A tontura é uma das queixas mais comuns nos consultórios médicos, e suas causas podem variar muito: de distúrbios no labirinto até alterações cardiovasculares. Um tipo bastante frequente é a tontura relacionada à queda de pressão arterial, especialmente quando ocorre de forma súbita ao levantar da cama ou após permanecer muito tempo em pé. Esse fenômeno é conhecido como hipotensão ortostática (ou postural).
O que acontece no corpo
O sistema circulatório precisa ajustar rapidamente o fluxo sanguíneo quando o corpo muda de posição. Ao se levantar, a gravidade faz com que o sangue se acumule nas pernas, reduzindo temporariamente o volume que chega ao coração e, consequentemente, ao cérebro. Para compensar, o organismo aumenta a frequência cardíaca e contrai os vasos sanguíneos. Quando essa compensação falha, o resultado é a queda momentânea da pressão arterial, a sensação de tontura, visão turva ou até desmaio.
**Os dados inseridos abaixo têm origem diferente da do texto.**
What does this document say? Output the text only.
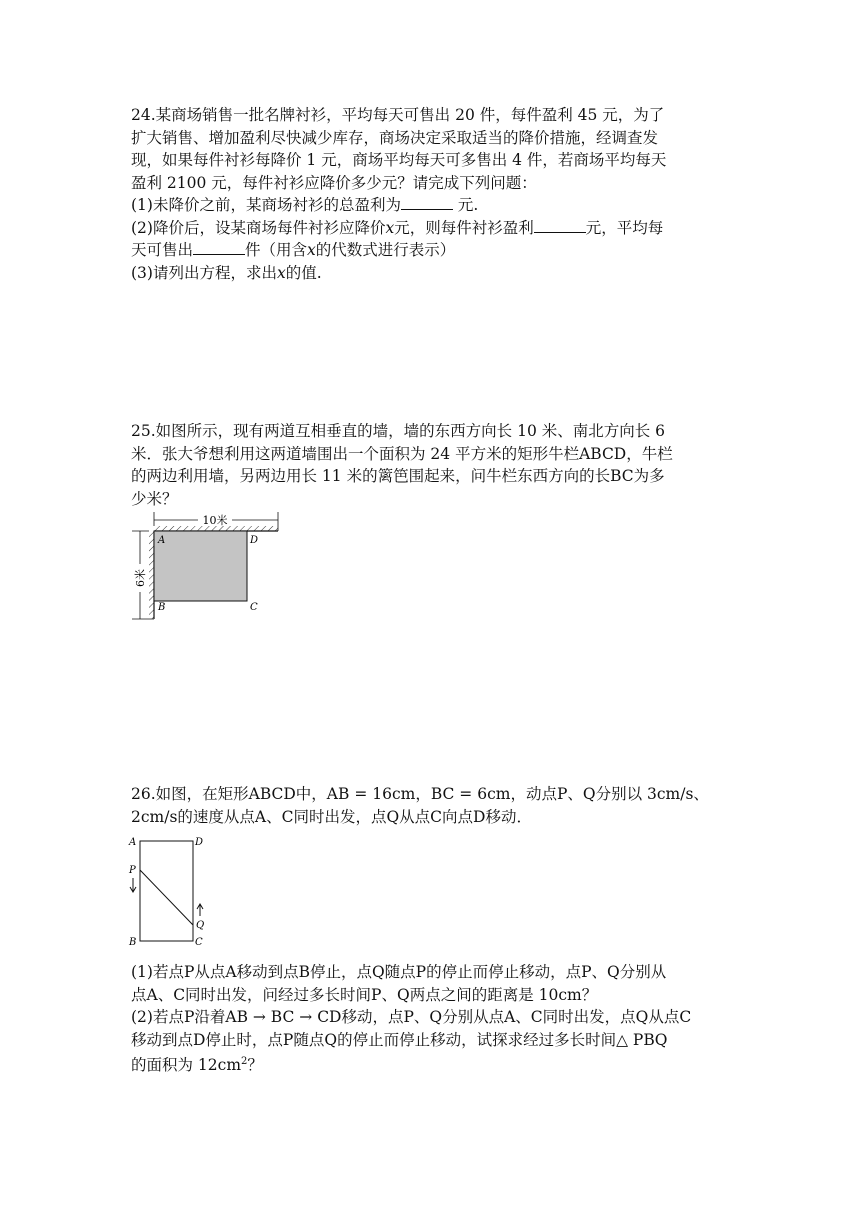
24.某商场销售一批名牌衬衫，平均每天可售出 20 件，每件盈利 45 元，为了
扩大销售、增加盈利尽快减少库存，商场决定采取适当的降价措施，经调查发
现，如果每件衬衫每降价 1 元，商场平均每天可多售出 4 件，若商场平均每天
盈利 2100 元，每件衬衫应降价多少元？请完成下列问题：
(1)未降价之前，某商场衬衫的总盈利为	元.
(2)降价后，设某商场每件衬衫应降价x元，则每件衬衫盈利	元，平均每
天可售出	件（用含x的代数式进行表示）
(3)请列出方程，求出x的值.
25.如图所示，现有两道互相垂直的墙，墙的东西方向长 10 米、南北方向长 6
米．张大爷想利用这两道墙围出一个面积为 24 平方米的矩形牛栏ABCD，牛栏
的两边利用墙，另两边用长 11 米的篱笆围起来，问牛栏东西方向的长BC为多
少米？
10米
6米
A
B	C
D
26.如图，在矩形ABCD中，AB = 16cm，BC = 6cm，动点P、Q分别以 3cm/s、
2cm/s的速度从点A、C同时出发，点Q从点C向点D移动．
A	D
P
Q
B	C
(1)若点P从点A移动到点B停止，点Q随点P的停止而停止移动，点P、Q分别从
点A、C同时出发，问经过多长时间P、Q两点之间的距离是 10cm？
(2)若点P沿着AB → BC → CD移动，点P、Q分别从点A、C同时出发，点Q从点C
移动到点D停止时，点P随点Q的停止而停止移动，试探求经过多长时间△ PBQ
的面积为 $12cm^2$？
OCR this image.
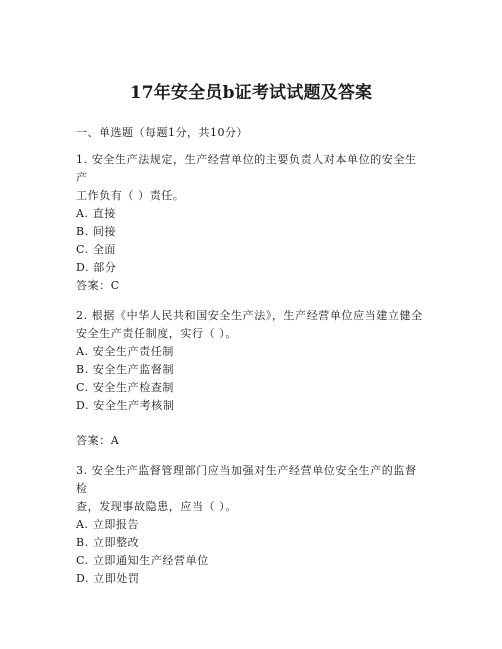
17年安全员b证考试试题及答案
一、单选题（每题1分，共10分）

1. 安全生产法规定，生产经营单位的主要负责人对本单位的安全生产

工作负有（ ）责任。

A. 直接

B. 间接

C. 全面

D. 部分

答案：C

2. 根据《中华人民共和国安全生产法》，生产经营单位应当建立健全

安全生产责任制度，实行（ ）。

A. 安全生产责任制

B. 安全生产监督制

C. 安全生产检查制

D. 安全生产考核制

答案：A

3. 安全生产监督管理部门应当加强对生产经营单位安全生产的监督检

查，发现事故隐患，应当（ ）。

A. 立即报告

B. 立即整改

C. 立即通知生产经营单位

D. 立即处罚
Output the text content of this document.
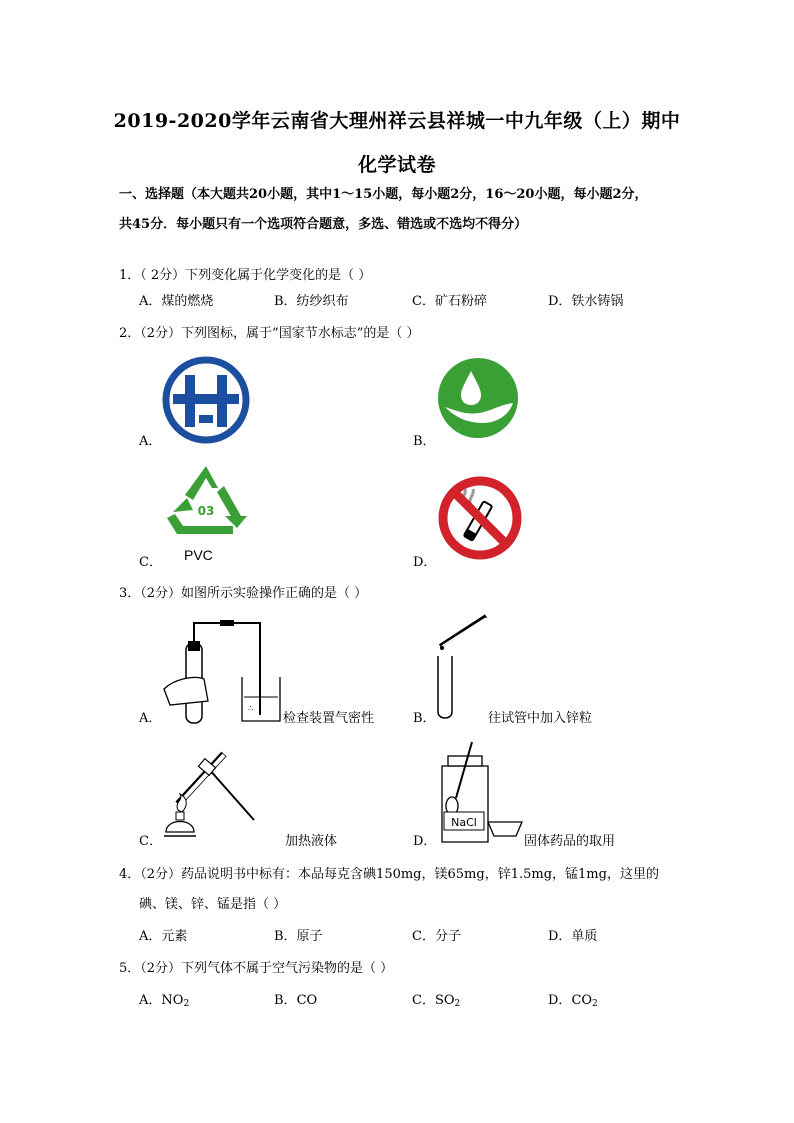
2019-2020学年云南省大理州祥云县祥城一中九年级（上）期中
化学试卷
一、选择题（本大题共20小题，其中1～15小题，每小题2分，16～20小题，每小题2分，
共45分．每小题只有一个选项符合题意，多选、错选或不选均不得分）
1．（ 2分）下列变化属于化学变化的是（ ）
A．煤的燃烧	B．纺纱织布	C．矿石粉碎	D．铁水铸锅
2．（2分）下列图标，属于“国家节水标志”的是（ ）
A．	B．
C．
03
PVC	D．
3．（2分）如图所示实验操作正确的是（ ）
A．
∴
检查装置气密性	B．	往试管中加入锌粒
C．	加热液体	D．
NaCl
固体药品的取用
4．（2分）药品说明书中标有：本品每克含碘150mg，镁65mg，锌1.5mg，锰1mg，这里的
碘、镁、锌、锰是指（ ）
A．元素	B．原子	C．分子	D．单质
5．（2分）下列气体不属于空气污染物的是（ ）
A．$NO_2$	B．CO	C．$SO_2$	D．$CO_2$
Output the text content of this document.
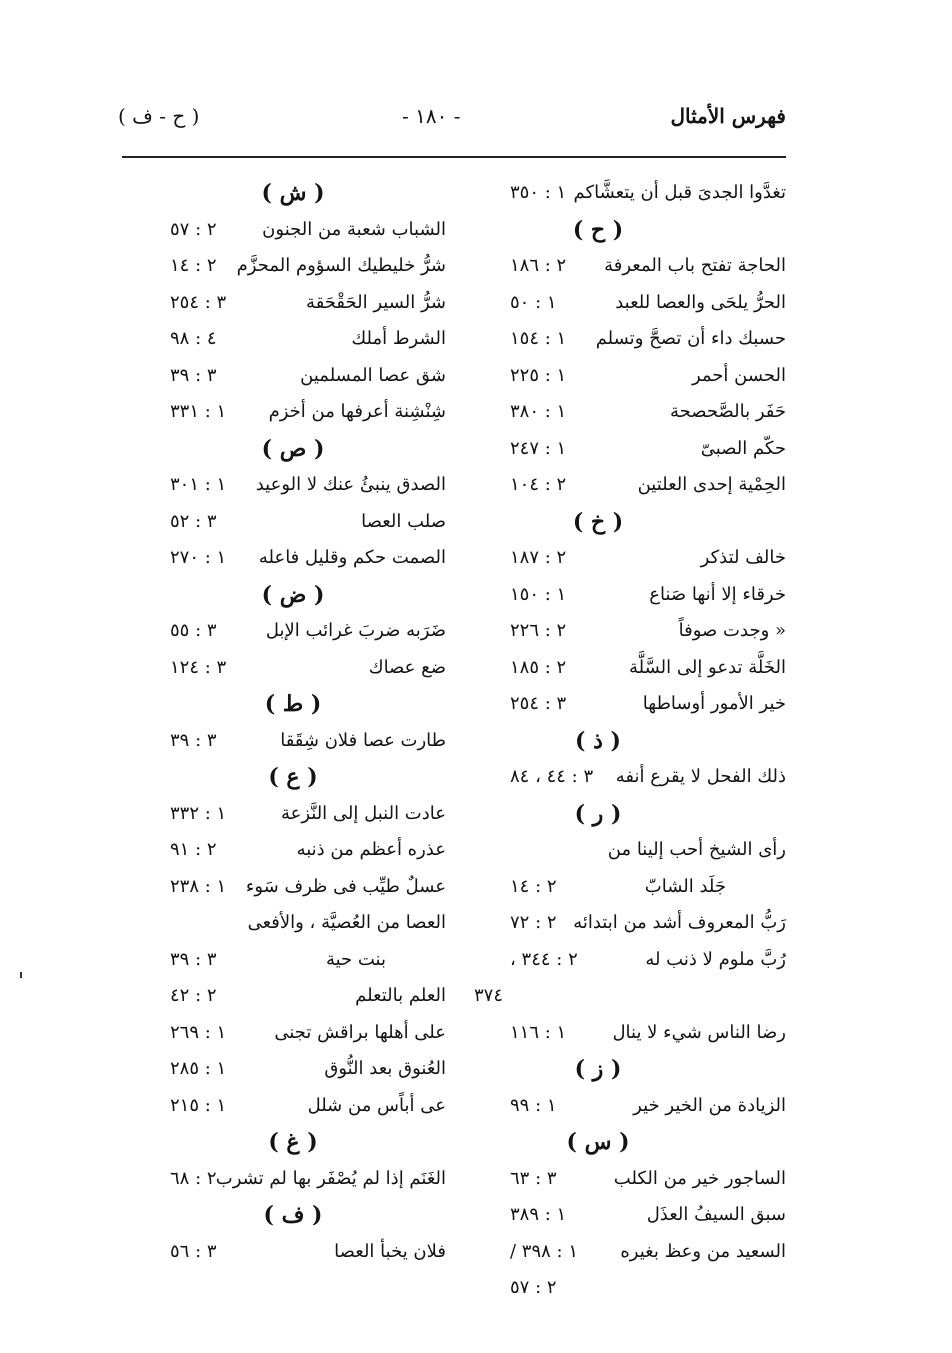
فهرس الأمثال
- ١٨٠ -
( ح - ف )
تغدَّوا الجدىَ قبل أن يتعشَّاكم
١ : ٣٥٠
( ح )
الحاجة تفتح باب المعرفة
٢ : ١٨٦
الحرُّ يلحَى والعصا للعبد
١ : ٥٠
حسبك داء أن تصحَّ وتسلم
١ : ١٥٤
الحسن أحمر
١ : ٢٢٥
حَفَر بالصَّحصحة
١ : ٣٨٠
حكّم الصبىّ
١ : ٢٤٧
الحِمْية إحدى العلتين
٢ : ١٠٤
( خ )
خالف لتذكر
٢ : ١٨٧
خرقاء إلا أنها صَناع
١ : ١٥٠
« وجدت صوفاً
٢ : ٢٢٦
الخَلَّة تدعو إلى السَّلَّة
٢ : ١٨٥
خير الأمور أوساطها
٣ : ٢٥٤
( ذ )
ذلك الفحل لا يقرع أنفه
٣ : ٤٤ ، ٨٤
( ر )
رأى الشيخ أحب إلينا من
جَلَد الشابّ
٢ : ١٤
رَبُّ المعروف أشد من ابتدائه
٢ : ٧٢
رُبَّ ملوم لا ذنب له
٢ : ٣٤٤ ،
٣٧٤
رضا الناس شيء لا ينال
١ : ١١٦
( ز )
الزيادة من الخير خير
١ : ٩٩
( س )
الساجور خير من الكلب
٣ : ٦٣
سبق السيفُ العذَل
١ : ٣٨٩
السعيد من وعظ بغيره
١ : ٣٩٨ /
٢ : ٥٧
( ش )
الشباب شعبة من الجنون
٢ : ٥٧
شرُّ خليطيك السؤوم المحزَّم
٢ : ١٤
شرُّ السير الحَقْحَقة
٣ : ٢٥٤
الشرط أملك
٤ : ٩٨
شق عصا المسلمين
٣ : ٣٩
شِنْشِنة أعرفها من أخزم
١ : ٣٣١
( ص )
الصدق ينبئُ عنك لا الوعيد
١ : ٣٠١
صلب العصا
٣ : ٥٢
الصمت حكم وقليل فاعله
١ : ٢٧٠
( ض )
ضَرَبه ضربَ غرائب الإبل
٣ : ٥٥
ضع عصاك
٣ : ١٢٤
( ط )
طارت عصا فلان شِقَقا
٣ : ٣٩
( ع )
عادت النبل إلى النَّزعة
١ : ٣٣٢
عذره أعظم من ذنبه
٢ : ٩١
عسلٌ طيِّب فى ظرف سَوء
١ : ٢٣٨
العصا من العُصيَّة ، والأفعى
بنت حية
٣ : ٣٩
العلم بالتعلم
٢ : ٤٢
على أهلها براقش تجنى
١ : ٢٦٩
العُنوق بعد النُّوق
١ : ٢٨٥
عى أباًس من شلل
١ : ٢١٥
( غ )
الغَنَم إذا لم يُصْفَر بها لم تشرب
٢ : ٦٨
( ف )
فلان يخبأ العصا
٣ : ٥٦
Essa resposta pode ser transitória e inofensiva, mas quando se torna frequente, merece investigação médica.
Causas mais comuns
A hipotensão ortostática pode ter diversas origens, incluindo:
• Desidratação: a falta de líquidos reduz o volume sanguíneo e dificulta a manutenção da pressão arterial;
• Uso de medicamentos: diuréticos, antidepressivos e remédios para hipertensão podem favorecer quedas de pressão;
• Problemas cardíacos: algumas arritmias ou insuficiências cardíacas interferem na capacidade de bombear o sangue adequadamente;
• Idade avançada: o envelhecimento reduz a resposta dos vasos e dos reflexos que controlam a pressão;
• Dislipidemia: placas de gordura podem se depositar nos bulbos carotídeos e atrapalhar os sensores de pressão arterial (barorreceptores carotídeos);
• Jejum prolongado ou alimentação insuficiente também podem contribuir.
Quando se preocupar
A tontura ocasional ao levantar não costuma ser grave. No entanto, se o sintoma for recorrente, vier acompanhado de desmaios, palpitações, confusão mental ou fraqueza intensa, é importante procurar um médico. Em alguns casos, o sintoma pode estar relacionado a doenças cardíacas ou neurológicas que exigem avaliação detalhada.
O diagnóstico é feito com base em histórico clínico, exame físico e, quando necessário, testes de pressão arterial em diferentes posições. O objetivo é identificar se a queda ocorre de forma significativa e persistente.
Cuidados e prevenção
Alguns hábitos simples podem ajudar a reduzir os episódios de tontura por queda de pressão:
• Levante-se devagar, principalmente ao sair da cama ou de uma posição sentada.
• Mantenha-se bem hidratado, especialmente em dias quentes.
• Evite longos períodos em pé parado.
• Faça refeições leves e frequentes.
• Use meias de compressão, se recomendado pelo médico, para ajudar o retorno venoso.
• Se estiver usando medicamentos, converse com o profissional de saúde para avaliar possíveis ajustes.
O papel do especialista
Nem toda tontura é igual, e entender a causa exata é essencial para o tratamento correto. Em alguns casos, a queda de pressão pode coexistir com distúrbios vestibulares, confundindo o diagnóstico. O Médico Otoneurologista é o profissional mais indicado para diferenciar as origens da tontura e indicar as medidas adequadas.
Com a avaliação certa e alguns ajustes na rotina, é possível recuperar o equilíbrio e evitar desconfortos recorrentes.